A jovem, embarangada pelo cansaço, preocupando-se em se mostrar de forma que não provocasse má impressão durante aquele primeiro encontro com o famoso, considerado, sábio, multifacetado docente, filósofo, escritor, palestrante e o diabo a quatro na sociedade tupinambiquence, enquanto caminhava atrás da Benedita, levantando o braço direito cheirou as emanações do sovaco direito; ao pisar no segundo degrau da pequena escada que levava à sala, da renomada figura, aspirou os odores do sovaco esquerdo. Considerando que nada poderia fazer para amenizar os eflúvios da catinga, se acalmou ponderando que o mestre não perceberia nada.
A moçoila entrou assim, meio que acanhada, sentiu o aroma da sala, e obedecendo ao comando da Benedita sentou-se na poltrona velhinha, já bastante desgastada pelo senta-levanta das visitas elogiadoras da majestade do professor, descansando então aquelas suas ancas doloridas.
Benedita desapareceu pela sala adentro.
Depois de uma dezena de minutos Leandro Vegettal apareceu vendo a jovem sentada na poltrona fixada ao lado da porta de entrada da sala.
- Sim? O que é? – perguntou o ancião aproximando-se da moça.
- Seu Leandro, eu estou com um problema muito sério, muito grave mesmo. Eu queria que o senhor me benzesse.
- O que é que você tem minha filha?
Mais acanhada que sem-teto, pedindo pouso na casa de estranho, a rapariga balbuciou, murmurou, com voz tão baixa algumas palavras inaudíveis, naquele tom que mais lembrava o miado choroso de gata, que o mestre teve de aproximar sua orelha direita aos lábios da jovem.
- O que é filha?
- Eu estou com um problema. Não sei como resolver e por isso vim pedir seu conselho.

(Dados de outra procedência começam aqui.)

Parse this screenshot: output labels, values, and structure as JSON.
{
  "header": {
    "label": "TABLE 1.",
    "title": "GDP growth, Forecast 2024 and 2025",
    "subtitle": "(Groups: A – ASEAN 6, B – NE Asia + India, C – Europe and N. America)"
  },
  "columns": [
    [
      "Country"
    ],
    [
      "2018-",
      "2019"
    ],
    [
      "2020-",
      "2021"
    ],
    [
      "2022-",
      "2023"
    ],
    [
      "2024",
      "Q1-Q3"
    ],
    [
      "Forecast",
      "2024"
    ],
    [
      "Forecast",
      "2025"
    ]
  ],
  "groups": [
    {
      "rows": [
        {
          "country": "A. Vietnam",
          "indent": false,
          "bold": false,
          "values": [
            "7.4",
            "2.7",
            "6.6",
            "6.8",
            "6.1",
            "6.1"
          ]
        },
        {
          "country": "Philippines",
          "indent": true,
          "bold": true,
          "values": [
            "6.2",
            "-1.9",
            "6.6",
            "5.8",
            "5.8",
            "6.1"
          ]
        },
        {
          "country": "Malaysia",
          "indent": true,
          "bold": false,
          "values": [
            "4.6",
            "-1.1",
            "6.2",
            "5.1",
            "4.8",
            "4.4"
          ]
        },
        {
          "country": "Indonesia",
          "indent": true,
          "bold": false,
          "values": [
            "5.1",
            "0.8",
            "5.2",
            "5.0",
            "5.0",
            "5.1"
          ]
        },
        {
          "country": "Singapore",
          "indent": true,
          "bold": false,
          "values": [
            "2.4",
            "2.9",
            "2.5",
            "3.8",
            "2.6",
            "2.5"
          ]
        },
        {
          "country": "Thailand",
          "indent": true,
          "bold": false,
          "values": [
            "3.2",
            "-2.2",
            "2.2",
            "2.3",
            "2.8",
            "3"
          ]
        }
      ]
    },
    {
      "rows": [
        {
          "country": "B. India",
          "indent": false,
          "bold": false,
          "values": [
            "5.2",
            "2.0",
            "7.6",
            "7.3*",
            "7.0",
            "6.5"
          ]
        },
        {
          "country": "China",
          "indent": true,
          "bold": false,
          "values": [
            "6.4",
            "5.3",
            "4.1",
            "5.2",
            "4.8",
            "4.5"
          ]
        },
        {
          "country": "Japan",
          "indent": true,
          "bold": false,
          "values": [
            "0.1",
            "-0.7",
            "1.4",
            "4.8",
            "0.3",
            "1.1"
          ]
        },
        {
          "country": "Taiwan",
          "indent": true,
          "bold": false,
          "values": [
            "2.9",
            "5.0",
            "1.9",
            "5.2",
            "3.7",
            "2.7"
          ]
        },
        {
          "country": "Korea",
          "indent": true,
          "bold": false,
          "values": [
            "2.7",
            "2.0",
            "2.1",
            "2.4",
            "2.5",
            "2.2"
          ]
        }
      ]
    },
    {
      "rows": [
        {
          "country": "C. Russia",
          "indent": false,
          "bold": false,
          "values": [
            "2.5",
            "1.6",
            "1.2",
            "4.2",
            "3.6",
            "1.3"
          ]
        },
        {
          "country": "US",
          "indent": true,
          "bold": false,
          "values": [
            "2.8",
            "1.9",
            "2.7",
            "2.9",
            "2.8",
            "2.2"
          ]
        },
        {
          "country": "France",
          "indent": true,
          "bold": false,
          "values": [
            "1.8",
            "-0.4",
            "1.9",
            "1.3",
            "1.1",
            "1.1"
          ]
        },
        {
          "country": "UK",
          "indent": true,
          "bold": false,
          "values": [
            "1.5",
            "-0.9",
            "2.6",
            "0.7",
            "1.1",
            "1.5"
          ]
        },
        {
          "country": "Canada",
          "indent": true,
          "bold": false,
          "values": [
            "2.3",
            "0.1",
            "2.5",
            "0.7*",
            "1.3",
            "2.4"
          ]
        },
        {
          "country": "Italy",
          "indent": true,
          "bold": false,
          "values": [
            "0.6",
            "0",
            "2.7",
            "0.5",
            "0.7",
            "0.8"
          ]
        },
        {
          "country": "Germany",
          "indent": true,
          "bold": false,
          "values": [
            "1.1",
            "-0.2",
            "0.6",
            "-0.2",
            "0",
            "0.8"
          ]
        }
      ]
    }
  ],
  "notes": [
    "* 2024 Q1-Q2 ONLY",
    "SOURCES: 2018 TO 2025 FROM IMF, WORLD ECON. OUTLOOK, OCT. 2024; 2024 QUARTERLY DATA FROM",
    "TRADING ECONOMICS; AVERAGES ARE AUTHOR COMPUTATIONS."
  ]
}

O velhote pensou em ralhar com a visita lembrando-a da impropriedade do horário, mas não disse nada; ao contrário, aproximando-se até a altura dos olhos da moça, olhando-os fixamente, encorajou-a:
- Fala, minha filha, o que é?
- Sabe o que é seu professor... Eu estou com uma coceira da bouba do rato aqui na minha pepeca. Quanto mais eu coço, mais vontade me dá de coçar. O senhor não pode me benzer?
- Coceira? Coceira na pepeca? Como assim? ... Comichão? – indagou o professor endireitando o corpo, afastando-se.
- É sim, professor. Eu não sei o que é isso. O senhor pode fazer alguma coisa?
- Ah, menina! Isso daí é só com o médico da terra, viu? Aqui não podemos fazer nada não, viu?
A moçoila sentiu uma decepção tão grande que não teve nem forças pra se levantar da poltrona quando o vetusto sugeriu que ela saísse.
De volta pra rua, onde o ar estava mais fresco, sentindo até mais frio do que de costume, a moça, cabisbaixa, frustrada, caminhou pelas ruas desertas em direção à sua morada.
- Isso é fogo no rabo, fiantã em ardência, cio de gata solitária, ausência de bem querer – respondeu o professor, ao caminhar pro quarto, arrastando as pantufas, quando a Benedita lhe perguntou o que era, o que significava, aquela lambança toda.